鷲のように翼をかって
イザヤ40:21-31
イザヤ書40章は、回復のメッセージの始まりだ。“力付ける、内から強くされる“という意味の言葉「慰めよ」(1節)で始まる。イスラエルは、南北朝に分裂しており、北はアッシリヤ、南はバビロンにより滅亡する。ユダの民は70年間の捕囚生活を強いられる。不信仰、背信の罪の報いだ。惨めで屈辱的な捕囚生活の中で、彼らは自分たちの罪を認め、悔い改めた。神は彼らを決して見捨てず、回復の預言を与えられる。弱り果てた魂に励ましを与えられるのだ。
イスラエルの民への慰め、激励の中に、神の3つの姿がある。①変わらない神。「草は枯れ、花はしぼむ。だが、私たちの神のことばは永遠に立つ」(8節)と、み言葉の不変性が述べられる。神の約束は不変だ。力を与えられるのは変わらないみ言葉による。
②導き給う神。「主は羊飼いのように、その群れを飼い、御腕に子羊を引き寄せ、ふところに抱き、乳を飲ませる羊を優しく導く」(11節)。イスラエルの民を、小羊の血をもって出エジプトさせ給うた神は、今も我らをキリストの十字架の血をもって導いてくださる。
③創造の神。「目を高く上げて、だれがこれらを創造したかを見よ」(26節)。天地万物を創造し、人を創造された神だから、我らに力を与えてくださる。そして、不信仰のために堕落したイスラエルをもう一度造り直してくださる。
我らも、神によってもう一度造り変えていただくことができる。我らは神により創造された。しかし罪を犯し、神から離反し、死ぬべき者になった。そんな我らのために、神は救いの手立てを講じられた。御子キリストを世に遣わし、罪なき神の子を十字架につけ給うた。罰せられるべき我らが罰せられないために、罰せられるはずのない神の子が罰を受けられたのだ。
我らが自分の罪を悔い改め、十字架を信じれば、罪の赦しが与えられ、我らは新たに生まれ、新しい命を持つ者になる。
さらに十字架にはもう一つの意味がある。自分も共に付けられている十字架だ。救いをいただいた者は、やがて醜い己の姿が見えてくる。神に喜ばれていない自分、何でも従いますと言えない自分、そう言いながら従っていない肉の姿だ。些細な事でいら立ち、ふくれる、なんとも情け無い自分だ。なぜこうなのか。仕方がないのか。未熟だからか。いや、自我のためだ。過去の罪は赦されたが、なお自我が残るからだ。
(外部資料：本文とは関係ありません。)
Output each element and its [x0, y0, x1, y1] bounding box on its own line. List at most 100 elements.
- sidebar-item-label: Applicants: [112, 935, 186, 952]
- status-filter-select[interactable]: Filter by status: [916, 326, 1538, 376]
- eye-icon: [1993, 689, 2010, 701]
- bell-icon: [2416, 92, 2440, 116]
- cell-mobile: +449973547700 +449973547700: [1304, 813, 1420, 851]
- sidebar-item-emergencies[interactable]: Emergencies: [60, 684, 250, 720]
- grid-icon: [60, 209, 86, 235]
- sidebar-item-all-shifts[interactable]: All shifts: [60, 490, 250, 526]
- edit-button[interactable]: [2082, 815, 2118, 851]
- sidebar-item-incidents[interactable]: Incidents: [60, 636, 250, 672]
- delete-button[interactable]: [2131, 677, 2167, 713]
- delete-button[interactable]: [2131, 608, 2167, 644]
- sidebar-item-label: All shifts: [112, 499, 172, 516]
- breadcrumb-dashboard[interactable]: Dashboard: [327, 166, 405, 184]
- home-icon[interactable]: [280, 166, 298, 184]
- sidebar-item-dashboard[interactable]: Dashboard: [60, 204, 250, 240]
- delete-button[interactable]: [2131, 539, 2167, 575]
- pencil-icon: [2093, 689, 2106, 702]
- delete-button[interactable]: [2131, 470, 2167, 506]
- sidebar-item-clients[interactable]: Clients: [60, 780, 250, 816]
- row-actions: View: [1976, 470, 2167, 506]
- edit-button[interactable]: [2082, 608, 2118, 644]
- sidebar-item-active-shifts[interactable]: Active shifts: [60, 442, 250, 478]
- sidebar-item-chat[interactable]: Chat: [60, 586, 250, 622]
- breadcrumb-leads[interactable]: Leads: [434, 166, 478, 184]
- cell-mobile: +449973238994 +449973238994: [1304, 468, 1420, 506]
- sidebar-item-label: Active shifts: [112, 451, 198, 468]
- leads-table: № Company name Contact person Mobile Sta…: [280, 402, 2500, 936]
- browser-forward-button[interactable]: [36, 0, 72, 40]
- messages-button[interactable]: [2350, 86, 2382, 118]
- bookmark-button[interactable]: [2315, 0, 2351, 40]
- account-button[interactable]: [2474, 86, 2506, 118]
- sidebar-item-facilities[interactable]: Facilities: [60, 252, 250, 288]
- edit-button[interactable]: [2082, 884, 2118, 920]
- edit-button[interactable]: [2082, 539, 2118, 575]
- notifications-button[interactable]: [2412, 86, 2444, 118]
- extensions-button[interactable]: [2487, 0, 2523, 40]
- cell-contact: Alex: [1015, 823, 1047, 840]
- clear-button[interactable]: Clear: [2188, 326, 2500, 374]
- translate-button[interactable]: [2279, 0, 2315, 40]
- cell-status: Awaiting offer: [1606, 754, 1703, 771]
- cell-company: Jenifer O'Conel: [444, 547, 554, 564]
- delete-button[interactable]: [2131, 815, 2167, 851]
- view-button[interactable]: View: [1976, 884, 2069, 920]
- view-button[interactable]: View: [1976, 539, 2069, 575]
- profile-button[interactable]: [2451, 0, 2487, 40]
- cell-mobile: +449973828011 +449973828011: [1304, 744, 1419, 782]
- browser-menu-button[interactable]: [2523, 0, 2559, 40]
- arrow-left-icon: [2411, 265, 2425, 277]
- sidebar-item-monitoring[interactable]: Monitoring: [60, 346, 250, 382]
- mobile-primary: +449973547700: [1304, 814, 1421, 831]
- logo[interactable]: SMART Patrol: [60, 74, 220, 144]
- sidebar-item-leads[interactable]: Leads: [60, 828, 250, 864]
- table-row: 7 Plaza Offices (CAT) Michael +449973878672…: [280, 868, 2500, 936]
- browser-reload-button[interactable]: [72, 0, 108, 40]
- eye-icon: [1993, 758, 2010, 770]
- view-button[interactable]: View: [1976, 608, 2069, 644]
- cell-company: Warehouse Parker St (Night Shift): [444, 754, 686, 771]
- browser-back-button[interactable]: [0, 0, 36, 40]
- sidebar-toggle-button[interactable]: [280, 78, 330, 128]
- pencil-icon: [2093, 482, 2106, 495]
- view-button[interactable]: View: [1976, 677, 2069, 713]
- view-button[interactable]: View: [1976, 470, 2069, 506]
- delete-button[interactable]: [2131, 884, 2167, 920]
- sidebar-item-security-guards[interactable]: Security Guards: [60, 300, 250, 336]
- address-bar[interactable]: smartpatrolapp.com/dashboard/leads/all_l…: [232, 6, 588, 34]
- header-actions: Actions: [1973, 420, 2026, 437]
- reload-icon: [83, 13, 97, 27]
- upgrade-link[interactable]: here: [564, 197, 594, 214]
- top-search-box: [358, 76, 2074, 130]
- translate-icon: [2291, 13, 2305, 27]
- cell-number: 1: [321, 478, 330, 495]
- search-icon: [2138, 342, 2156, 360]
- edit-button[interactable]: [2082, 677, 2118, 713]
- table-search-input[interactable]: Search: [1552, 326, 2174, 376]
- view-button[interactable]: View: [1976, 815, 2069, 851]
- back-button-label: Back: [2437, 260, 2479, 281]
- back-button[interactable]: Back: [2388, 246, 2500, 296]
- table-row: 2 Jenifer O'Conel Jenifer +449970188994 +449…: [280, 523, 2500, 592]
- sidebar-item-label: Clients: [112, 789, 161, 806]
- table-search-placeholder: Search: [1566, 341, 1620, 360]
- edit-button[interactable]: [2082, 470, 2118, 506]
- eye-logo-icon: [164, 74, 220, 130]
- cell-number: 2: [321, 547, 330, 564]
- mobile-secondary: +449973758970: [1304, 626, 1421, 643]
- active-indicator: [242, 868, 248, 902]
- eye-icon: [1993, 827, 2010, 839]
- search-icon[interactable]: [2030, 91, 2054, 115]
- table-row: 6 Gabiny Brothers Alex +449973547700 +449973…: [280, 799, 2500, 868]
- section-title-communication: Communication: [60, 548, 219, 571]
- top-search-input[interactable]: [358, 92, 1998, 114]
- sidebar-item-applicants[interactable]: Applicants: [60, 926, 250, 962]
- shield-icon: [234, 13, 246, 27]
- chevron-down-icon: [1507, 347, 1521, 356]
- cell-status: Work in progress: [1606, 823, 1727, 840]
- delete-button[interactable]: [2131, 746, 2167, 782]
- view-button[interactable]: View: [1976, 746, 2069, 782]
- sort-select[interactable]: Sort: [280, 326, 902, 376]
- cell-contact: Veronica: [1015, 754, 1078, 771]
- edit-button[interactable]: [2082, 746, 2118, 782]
その自我がのさばったままでは、神に喜ばれる歩みができない。このままでは嫌だと心から思うなら、十字架のもとへ行くのだ。「我キリストと共に十字架につけられたり」(ガラ2:20a文語)と、意志と信仰をもって古き人を十字架につけるなら、「キリストわが内にありて生くるなり」(同b)と、内住のキリストをいただくことができる。この内住のキリストによって、心の深みまで造り変えられる。新創造だ。
「主を待ち望む者」(31節)とは、待ち望んで主を内にいただいた者のことだ。「新しく力を得」て、今までは従えなかった者が、どんなことに関しても主に従う者に、今までは自分しか愛せなかった者が、主と人を愛する者に、今までは臆して証しできなかった者が、大胆に証しをする者に、新しく造り変えられるのだ。
我らは、肉体的には弱ることはあっても、内側は、弱らずたゆまない主によって強められる(28節、ピリ4:13)。新たな力の秘訣はこれだ。
主を待ち望もう。十字架を仰ごう。主は約束を果たしてくださる。我らに与えられている約束は、変わることはない。